TALQ Protocol
- Developed by: TALQ Consortium
- Introduced: 2012
- Industry: Smart City, IoT
- Website: talq-consortium.org

= TALQ Protocol =

The TALQ Protocol is an interface standard for smart city device networks, enabling interoperability between central management software (CMS) and outdoor device networks (ODN) from different vendors.

== TALQ Protocol ==
The TALQ Smart City Protocol (TALQ Protocol/TALQ Specification) is a communication protocol enabling the connection of various different outdoor device networks (ODN) with a central management software (CMS). The protocol is defined with the OpenAPI Specification, it follows the RESTful approach with JSON data and is built on TCP/IP and HTTPS.

It was originally a protocol for smart street lighting, but later expanded to include other smart city applications. The protocol is considered a global standard for smart city/IoT and the authority of the TALQ standard has been acknowledged internationally.

=== History ===
TALQ was created in 2012 to address and solve issues within outdoor lighting systems; unifying the languages used between the physical devices (e.g.: lamp post, luminaire controller), and the CMS, as different manufacturers used different protocols within outdoor lighting networks (OLN). TALQ introduced the TALQ Bridge (later called Gateway) which identifies the OLN and translates the information to the CMS.

Later, in 2017, the objective broadened to include other smart city applications as well. In 2021, the TALQ Protocol was released as a public resource on GitHub.

=== Development and operating principle ===
The TALQ Gateway represents the ODN data and translates this information into messages that can be understood by the CMS. These messages are created as per the TALQ data model and expressed in JSON.

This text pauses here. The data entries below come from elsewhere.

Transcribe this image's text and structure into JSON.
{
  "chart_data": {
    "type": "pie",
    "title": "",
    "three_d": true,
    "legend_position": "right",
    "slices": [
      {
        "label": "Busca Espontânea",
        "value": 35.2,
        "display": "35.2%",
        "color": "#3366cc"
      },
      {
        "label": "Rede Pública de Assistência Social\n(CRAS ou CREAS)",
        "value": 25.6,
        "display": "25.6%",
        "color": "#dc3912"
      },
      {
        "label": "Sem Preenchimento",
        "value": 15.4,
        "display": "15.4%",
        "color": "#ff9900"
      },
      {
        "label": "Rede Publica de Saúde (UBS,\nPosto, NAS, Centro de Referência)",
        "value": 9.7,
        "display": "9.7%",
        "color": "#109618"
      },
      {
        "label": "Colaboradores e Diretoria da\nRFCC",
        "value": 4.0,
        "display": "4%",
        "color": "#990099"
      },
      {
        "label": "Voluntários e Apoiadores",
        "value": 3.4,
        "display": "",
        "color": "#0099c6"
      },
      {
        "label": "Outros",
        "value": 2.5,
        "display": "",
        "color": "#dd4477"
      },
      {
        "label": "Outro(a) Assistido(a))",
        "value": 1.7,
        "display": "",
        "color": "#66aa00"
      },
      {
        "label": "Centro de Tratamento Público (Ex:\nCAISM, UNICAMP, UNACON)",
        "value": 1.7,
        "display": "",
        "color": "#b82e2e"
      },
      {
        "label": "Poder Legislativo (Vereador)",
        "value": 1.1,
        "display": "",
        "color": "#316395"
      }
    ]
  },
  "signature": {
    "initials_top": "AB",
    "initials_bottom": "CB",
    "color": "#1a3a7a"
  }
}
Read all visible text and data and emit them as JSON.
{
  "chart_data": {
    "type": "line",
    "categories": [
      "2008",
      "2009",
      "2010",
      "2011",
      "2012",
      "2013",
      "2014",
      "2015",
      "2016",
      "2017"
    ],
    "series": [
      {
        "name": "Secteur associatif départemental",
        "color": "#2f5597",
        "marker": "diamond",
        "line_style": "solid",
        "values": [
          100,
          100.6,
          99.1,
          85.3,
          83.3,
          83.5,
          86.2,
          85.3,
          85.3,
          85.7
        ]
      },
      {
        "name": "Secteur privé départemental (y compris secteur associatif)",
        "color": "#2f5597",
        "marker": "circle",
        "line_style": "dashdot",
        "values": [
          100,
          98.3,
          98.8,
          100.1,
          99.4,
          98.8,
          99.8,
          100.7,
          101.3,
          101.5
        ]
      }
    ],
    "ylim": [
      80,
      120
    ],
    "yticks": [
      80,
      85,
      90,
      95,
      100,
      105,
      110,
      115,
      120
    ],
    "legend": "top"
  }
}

TALQ is network technology-agnostic within the ODN, it provides a common interface represented by the Gateway and the CMS. The functionality of a physical device, like a luminaire controller for a streetlamp, is represented by a set of functions with associated attributes and events. An example function for a luminaire controller is the LampActuator function, in which the commands and events associated attributes are contained. The TALQ Protocol provides several such functions. When designing a new physical device, these functions can be used, or new vendor-specific functions can be designed by extending previously existing ones.

These vendor-specific functions enable differentiation between manufacturers.

=== Features ===
This protocol is not only limited to lighting, but can also be used for other smart city applications such as waste and parking space management, traffic monitoring, energy management or environmental data collection. The supported features include, among others, scheduling, sensor-based control, configuration, monitoring, asset management, event handling, energy savings, failure notifications, and maintenance optimization.

When establishing smart city applications like traffic monitoring, waste management, or smart street lighting, the TALQ standard enables cities and utilities to avoid vendor lock-in by having the choice among various compatible systems.

== TALQ Consortium ==
The TALQ Consortium was founded in 2012 by the six lighting companies Philips (since renamed Signify N.V.), Zumtobel, Schréder, Harvard Engineering, Streetlight Vision (since acquired by Itron Inc.) and Kingsun. In the following years, further companies joined the consortium, and in 2021, the consortium reached 50 members. The objective of the consortium was to advance the outdoor lighting market by creating a standardized communication protocol for smart street lighting.

The consortium's areas of responsibility are the management and further evolution of the TALQ Smart City Protocol. This includes delivery and governance of the interface specification, as well as management of its promotion and approving compliance with a certification procedure.

In its certification process, the consortium evaluates manufacturers' adherence to the TALQ interface standard for both completeness and correctness, utilizing the online TALQ certification tool (TCT) to ensure robust implementation. To use the TCT and receive certifications, vendors have to join the consortium. Since 2017, manufacturers of products that have successfully integrated the standard have been approved and officially certified by the consortium.

The consortium is a member program of the IEEE Industry Standards and Technology Organization (IEEE-ISTO), a non-profit organization for the development of standards within technology industry consortia, trade associations, and other similar entities.